The past year has been a wake-up call for retailers that don’t yet have their online and in-store experiences connected, according to Brauz founder and CEO, Lee Hardham. On the other hand, retailers that already had omnichannel offerings were able to engage in powerful initiatives.

“For example, ‘dark stores’ that facilitated click and collect, enabled the ability to ship direct from stores and also facilitated virtual bookings with staff in closed stores meant retailers could keep staff employed and dramatically reduce disruptions to sales caused by lockdowns,” he said.

Retailers who had enabled dark stores had over 80% of all online sales attributed to click and collect; likely due to customer frustrations over Australia Post delays, something those with dark stores were able to circumvent. 

“Customers still want a human experience with retailers. The gap between physical and digital is now obsolete.

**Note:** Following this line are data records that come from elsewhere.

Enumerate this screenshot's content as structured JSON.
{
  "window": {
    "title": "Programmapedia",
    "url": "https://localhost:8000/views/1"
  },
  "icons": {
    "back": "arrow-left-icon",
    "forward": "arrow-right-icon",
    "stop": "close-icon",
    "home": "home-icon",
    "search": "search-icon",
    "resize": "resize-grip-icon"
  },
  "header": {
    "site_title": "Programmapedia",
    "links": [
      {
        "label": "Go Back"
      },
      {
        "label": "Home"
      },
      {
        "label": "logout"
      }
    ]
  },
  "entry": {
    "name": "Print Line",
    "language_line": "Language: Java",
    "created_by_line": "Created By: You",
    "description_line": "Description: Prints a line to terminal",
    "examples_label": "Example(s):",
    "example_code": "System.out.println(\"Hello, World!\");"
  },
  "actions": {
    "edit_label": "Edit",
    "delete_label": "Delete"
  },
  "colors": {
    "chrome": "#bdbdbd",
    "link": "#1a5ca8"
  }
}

Customers now expect the same level of efficiency and human connection to the brand online as they do in-store and the biggest lesson for retailers is that they needed to have these strategies in place for customers, yesterday,” Hardham said.

Retail in 2022 will be about efficiency

When thinking about the post-Covid world for retail, Hardham refers to China as the leader in market recovery.

“In China, 14% of all e-commerce sales are now attributed to video and live commerce, and this is now tracking close to 5% in the US. We expect this trend to continue and to see this translate into the Australian market,” he said.

“While virtual shopping was building momentum before the pandemic, restrictions on movement saw adoption surge and the trend in China is validation that this growth will continue as consumers continue to prioritise convenience in a post-lockdown world.”

It’s about how retailers can best position themselves to offer the most efficient experience possible.

“On top of virtual appointments, we’re seeing growth in appointment-based experiences to bring customers in-store in a safe way. This allows customers to browse products online and reserve a time in-store where staff will ensure the product is ready to be viewed and purchased,” Hardham said.

Meeting customers where they are

In 2022 and the years to come, Shopify expects it to be increasingly important for merchants to invest in delivering seamless digital experiences for their customers by taking advantage of where commerce is taking place.  

“Consumers are taking their shopping habits to new mediums, including platforms that were traditionally designed for social engagement,” Shopify regional general manager for Asia Pacific, Shaun Broughton said.

“A store is no longer a website or physical space. A store can be Instagram, TikTok or Pinterest. Our recent report revealed that younger and middle-aged online shoppers are generally likely to purchase an item directly from a social media platform, primarily from Facebook (57% and 44% respectively) or Instagram (58% and 31% respectively).

“As shopping trends continue to evolve as habits change, retailers should take advantage of the new possibilities, and take the opportunity to diversify channels to optimise their bottom line. The next year will be about engaging with consumers wherever they are, and adopting omnichannel approaches to deliver shopping experiences in innovative ways,” he added.